German sniffer dogs detect 'can detect Covid with 94 per cent accuracy'

A veterinarian in Germany has claimed to have trained sniffer dogs to detect coronavirus in human saliva samples with an accuracy of up to 94 percent.

The dogs are conditioned to smell the “corona smell” emanating from the cells of infected people, said Esther Schalke, a veterinarian at the German Armed Forces School for service dogs.

Holger Volk, head of the veterinary clinic, said: “We did a study where dogs sniffed samples from Covid-positive patients and we can say that in our study they have a 94 percent chance … that they will sniff them out can .

“This is how dogs can really spy on people with and without infections, as well as asymptomatic and symptomatic Covid patients.”

Filou, a 3-year-old Belgian Shepherd, and Joe Cocker, a 1-year-old Cocker Spaniel, are two of the dogs that are trained at the University of Veterinary Medicine Hannover.

Stephan Weil, Prime Minister of Lower Saxony, whose state capital is Hanover, was impressed by the study and called for feasibility tests before the sniffer dogs are used in everyday life, for example with concert goers.

He added, “We now need tests in selected events.”

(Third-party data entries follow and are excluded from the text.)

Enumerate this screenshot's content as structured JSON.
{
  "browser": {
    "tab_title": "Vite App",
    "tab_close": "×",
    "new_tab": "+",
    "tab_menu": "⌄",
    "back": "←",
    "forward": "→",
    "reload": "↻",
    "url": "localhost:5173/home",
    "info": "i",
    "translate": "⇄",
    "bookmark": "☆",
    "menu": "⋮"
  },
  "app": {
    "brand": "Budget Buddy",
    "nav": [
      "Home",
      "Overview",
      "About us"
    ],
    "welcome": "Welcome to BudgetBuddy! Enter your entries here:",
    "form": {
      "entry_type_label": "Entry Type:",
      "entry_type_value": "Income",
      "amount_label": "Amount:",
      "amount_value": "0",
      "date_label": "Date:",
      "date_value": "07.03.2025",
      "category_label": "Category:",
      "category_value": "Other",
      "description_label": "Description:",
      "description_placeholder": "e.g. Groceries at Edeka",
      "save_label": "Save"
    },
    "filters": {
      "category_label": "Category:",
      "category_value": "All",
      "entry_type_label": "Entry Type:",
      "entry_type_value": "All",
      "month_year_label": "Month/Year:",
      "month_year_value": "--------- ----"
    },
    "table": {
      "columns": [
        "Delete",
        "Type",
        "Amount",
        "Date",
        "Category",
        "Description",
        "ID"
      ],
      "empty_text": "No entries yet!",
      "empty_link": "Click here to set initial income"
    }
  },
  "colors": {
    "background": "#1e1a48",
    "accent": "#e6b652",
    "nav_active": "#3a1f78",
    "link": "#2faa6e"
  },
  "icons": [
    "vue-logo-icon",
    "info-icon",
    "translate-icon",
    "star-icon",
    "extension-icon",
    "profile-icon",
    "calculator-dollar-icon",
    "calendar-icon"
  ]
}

In Finland, dogs trained to detect the novel coronavirus began sniffing passenger samples in a pilot project at Helsinki-Vantaa Airport in Finland last September in addition to the usual tests at the airport.

The Chilean Santiago International Airport also uses dog detectors.

In Russia, small fox-like canines called shalaikas are also trained to detect coronavirus, the Moscow Times previously reported.

In the UK, a £ 500,000 government backed study is looking into whether dogs can be trained to spy on the virus.

Scientists from the London School of Hygiene & Tropical Medicine and Durham University are involved.